Today I was working on my big project, a multimodal AI application. For this, I’m using a Luxonis OAK-D Pro, which combines a depth sensor and a camera. The idea is simple: it provides more data than a regular camera, which is why I bought one in the first place.
But the title “stand still” sums up exactly where I am right now.
Last week, I thought I was routing the video stream directly to my phone. In reality, it was going from the camera → PC → phone. My first goal was a proper round trip, but I’ve hit a literal stand still right at the beginning.
After digging deeper, I found out that I couldn’t just use a web server or web app to connect. The OAK-D needs a physical connection between the app and the camera. I looked into some GitHub repos that supposedly did this, but they’re all 4+ years old and broken. I even tried Chaquopy and a bunch of random approaches, hoping something would stick.
Finally, I stripped it all down and aimed for the bare minimum: just get the RGB stream working. After about three hours, I managed to build an app that ran without crashing. But it still couldn’t connect to the camera, and that’s where my progress stands.
Talking it over with others made me realize something important: I’ve been shooting in the dark and just hoping things would work. That’s not uncommon, especially with how much AI and LLMs can “fill in the blanks” for you. But at some point, the shortcuts collapse.

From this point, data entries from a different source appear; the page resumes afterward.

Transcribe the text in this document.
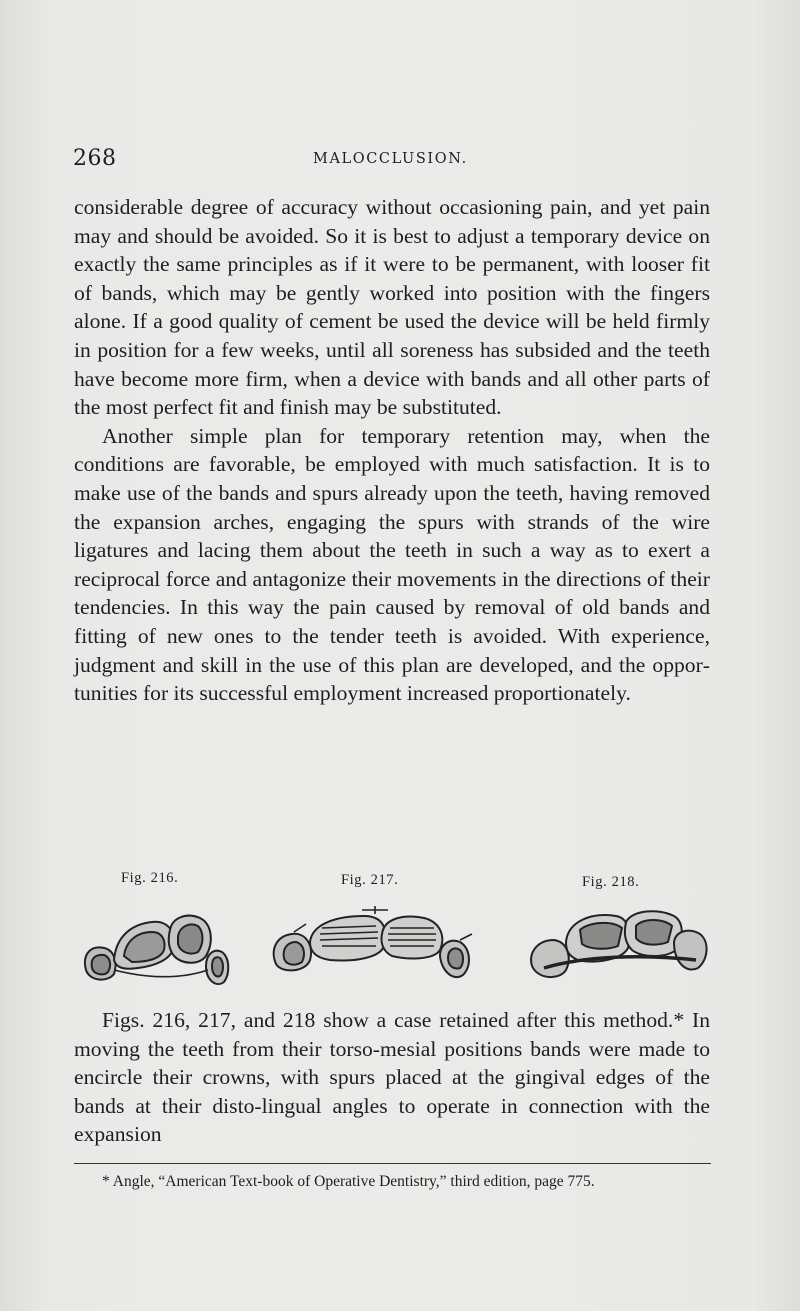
268	MALOCCLUSION.

considerable degree of accuracy without occasioning pain, and yet pain may and should be avoided. So it is best to adjust a temporary device on exactly the same principles as if it were to be permanent, with looser fit of bands, which may be gently worked into position with the fingers alone. If a good quality of cement be used the device will be held firmly in position for a few weeks, until all soreness has subsided and the teeth have become more firm, when a device with bands and all other parts of the most perfect fit and finish may be substituted.

Another simple plan for temporary retention may, when the conditions are favorable, be employed with much satisfaction. It is to make use of the bands and spurs already upon the teeth, having removed the expansion arches, engaging the spurs with strands of the wire ligatures and lacing them about the teeth in such a way as to exert a reciprocal force and antagonize their movements in the directions of their tendencies. In this way the pain caused by removal of old bands and fitting of new ones to the tender teeth is avoided. With experience, judgment and skill in the use of this plan are developed, and the opportunities for its successful employment increased proportionately.

Fig. 216.	Fig. 217.	Fig. 218.

Figs. 216, 217, and 218 show a case retained after this method.* In moving the teeth from their torso-mesial positions bands were made to encircle their crowns, with spurs placed at the gingival edges of the bands at their disto-lingual angles to operate in connection with the expansion

* Angle, “American Text-book of Operative Dentistry,” third edition, page 775.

Now I see the real path forward: I need to break this down even further. I have to understand the protocols, pipelines, and data types at play. Only then will I actually be able to make this work.
All of the the failing, the learning, the breaking down happened in a single day. But I know I won’t feel fine until I get it running. For clarity (and maybe some sanity), I will keep updating my progress on Minis.